Dust off that Sony Walkman.

Dust off that Sony Walkman.

Man, Record Store Day is really shaping up to be quite the metal affair. First, Slayer announced they'd be releasing a new single and now Metallica are throwing their hat into the race.

The band just announced they will be re-releasing their legendary 1982 demo tape, No Life 'til Leather exclusively on cassette on April 18th. According to the press release, the "original source material has been re-mastered to maximize the sound potential for 2015 without altering the original mixes" and features all four original members, Hetfield, Ulrich, guitarist Dave Mustaine and bassist Ron McGovney.

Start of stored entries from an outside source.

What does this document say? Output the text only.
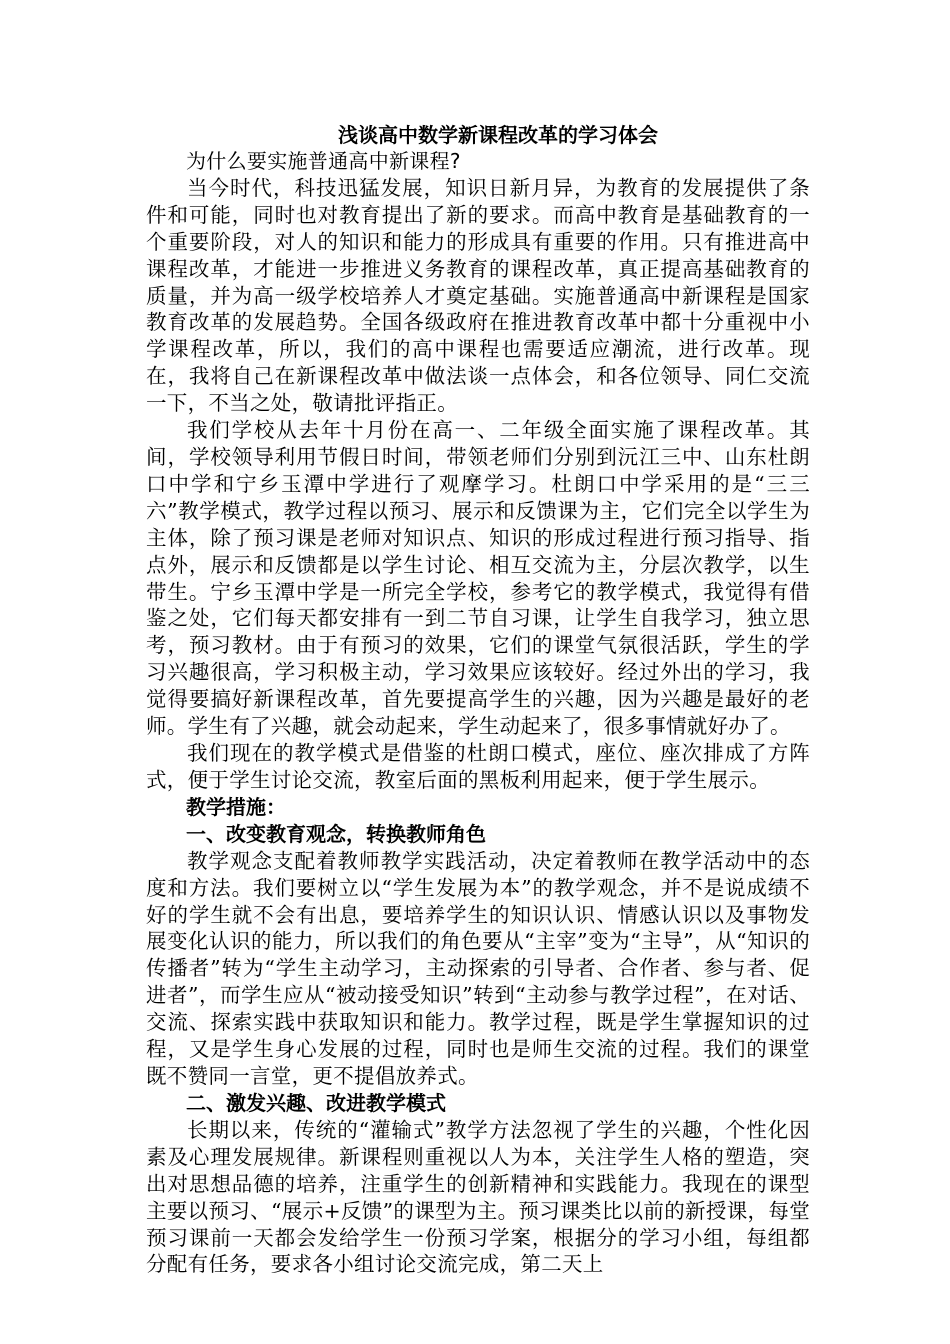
浅谈高中数学新课程改革的学习体会

为什么要实施普通高中新课程?

当今时代，科技迅猛发展，知识日新月异，为教育的发展提供了条件和可能，同时也对教育提出了新的要求。而高中教育是基础教育的一个重要阶段，对人的知识和能力的形成具有重要的作用。只有推进高中课程改革，才能进一步推进义务教育的课程改革，真正提高基础教育的质量，并为高一级学校培养人才奠定基础。实施普通高中新课程是国家教育改革的发展趋势。全国各级政府在推进教育改革中都十分重视中小学课程改革，所以，我们的高中课程也需要适应潮流，进行改革。现在，我将自己在新课程改革中做法谈一点体会，和各位领导、同仁交流一下，不当之处，敬请批评指正。

我们学校从去年十月份在高一、二年级全面实施了课程改革。其间，学校领导利用节假日时间，带领老师们分别到沅江三中、山东杜朗口中学和宁乡玉潭中学进行了观摩学习。杜朗口中学采用的是“三三六”教学模式，教学过程以预习、展示和反馈课为主，它们完全以学生为主体，除了预习课是老师对知识点、知识的形成过程进行预习指导、指点外，展示和反馈都是以学生讨论、相互交流为主，分层次教学，以生带生。宁乡玉潭中学是一所完全学校，参考它的教学模式，我觉得有借鉴之处，它们每天都安排有一到二节自习课，让学生自我学习，独立思考，预习教材。由于有预习的效果，它们的课堂气氛很活跃，学生的学习兴趣很高，学习积极主动，学习效果应该较好。经过外出的学习，我觉得要搞好新课程改革，首先要提高学生的兴趣，因为兴趣是最好的老师。学生有了兴趣，就会动起来，学生动起来了，很多事情就好办了。

我们现在的教学模式是借鉴的杜朗口模式，座位、座次排成了方阵式，便于学生讨论交流，教室后面的黑板利用起来，便于学生展示。

教学措施：
一、改变教育观念，转换教师角色

教学观念支配着教师教学实践活动，决定着教师在教学活动中的态度和方法。我们要树立以“学生发展为本”的教学观念，并不是说成绩不好的学生就不会有出息，要培养学生的知识认识、情感认识以及事物发展变化认识的能力，所以我们的角色要从“主宰”变为“主导”，从“知识的传播者”转为“学生主动学习，主动探索的引导者、合作者、参与者、促进者”，而学生应从“被动接受知识”转到“主动参与教学过程”，在对话、交流、探索实践中获取知识和能力。教学过程，既是学生掌握知识的过程，又是学生身心发展的过程，同时也是师生交流的过程。我们的课堂既不赞同一言堂，更不提倡放养式。

二、激发兴趣、改进教学模式

长期以来，传统的“灌输式”教学方法忽视了学生的兴趣，个性化因素及心理发展规律。新课程则重视以人为本，关注学生人格的塑造，突出对思想品德的培养，注重学生的创新精神和实践能力。我现在的课型主要以预习、“展示+反馈”的课型为主。预习课类比以前的新授课，每堂预习课前一天都会发给学生一份预习学案，根据分的学习小组，每组都分配有任务，要求各小组讨论交流完成，第二天上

Here's what Metallica had to say about the release:

This year we decided to celebrate Record Store Day with our friends at independent retail by taking a huge leap back in time to our humble beginnings with that little rectangle of plastic known as the "demo tape." In 1982 we recorded seven songs that became our initial calling card known as No Life 'til Leather and it led us to our first record deal . . . the rest, as you some of you may know, is history! We hope you enjoy this little walk down memory lane with us and that you will continue to join us in supporting independent record stores around the world.

The demo will feature the track "The Mechanix," quite a controversial song in the Metallica/Megadeth history. Dave Mustaine originally wrote the song for the band, and then once he left, Metallica re-worked it to become "The Four Horsemen" on their debut album, Kill Em All. The story of why they changed it is pretty interesting. Lars tells Rolling Stone:

"Dave was a force of energy," Ulrich says. "He came like a hurricane, just like whirling into our world with his charm and his good looks and he had great gear, like a backline, and he had roadies. He had everything. He had some skeletons or blueprints for a couple songs, and we tweaked them. We 'Metallica-ized' them or whatever."

Later, after the group kicked Mustaine out, they decided the song needed some new lyrics. "The lyrics to 'Mechanix' were literally ­– and I say this without judgment – about a sexual encounter at a gas station. There were all of these euphemisms that had sexual undertones. It wasn't that they were particularly bad lyrics, but it was just in line with so much of the American hard rock and metal at the time. Over the subsequent year or two, we wanted to go a little darker and lock on to what was going on in England, so we decided to put the lyrics in a different direction."

The cassette will be available for sale on Metallica.com and your local record stores.